Thursday, January 06, 2011

Long Nights

Wendell Berry's Hannah Coulter kept awake with me two nights in a row as the narrator, Hannah herself, told me the story of her life. My husband lay sick and feverish beside me, and I listened to the sound of his breathing as I read all night. Last winter, we spent too many hours in an emergency room when pneumonia struck him. We may be young and therefore seemingly safe, but after sitting with him through the hospital hours, tubes, machines, and every-breath-a-fight, I don't trust those lungs of his. And so, I listen to them.

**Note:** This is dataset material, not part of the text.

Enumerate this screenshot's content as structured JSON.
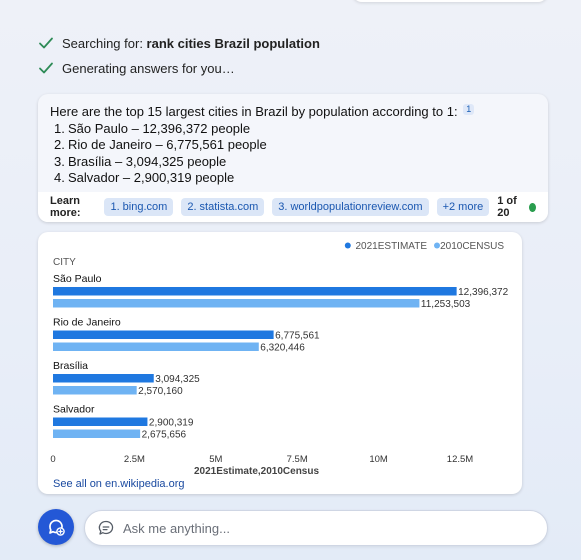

When I read so late into the night, the book and my life tangle up in dreamy ways that don't necessarily happen in the daytime, when sunlight sets the words firmly on the page. At night, at 3am and 4am, those words seem less tied to the paper and take up a sound and a voice in my head.

Through those two long nights over Christmas, Hannah set out to tell me the story of her life in a soft, even voice with a Kentuckian limestone edge, but I heard the story of her marriages. Twice widowed, once by war and once by age, Hannah knows a thing or two about a partnership, things I'm just learning.

Lessons about marriage sound trite and obvious, but learning them is difficult and beautiful. Nothing belongs to one of us. Illness doesn't belong to one. Joy doesn't belong to one. Memories get jumbled between the two of us. And what one doesn't know about the other, one wants to, just to be able to feel that memory in the brush of an arm.

But more important than what we don't know and what we do know is the work we do together, the life we create that is bigger and more difficult and sadder and more fun than life without the other. The place in the world that Hannah and her second husband Nathan create says goodbye to most who enter it; but as those people leave, they leave better because of Hannah and Nathan's hard work. What a goal for a marriage: to create a metaphorical place that welcomes and loves those who both enter and leave.

After a few days of thermometers and never-changing-out-of-pajamas, my husband was up again and leaning against the wind of everyday life. I finished Hannah Coulter. The Christmas holidays ended, along with the vacation time that surrounds them. My husband and I have come out of this concentrated time of sickness and celebration, freetime and fever, sleep and sleeplessness a little different than when we entered it. We've made our place in the world a little bit better for others, yet we're not even close to done. We've got a lot of placebuilding to go.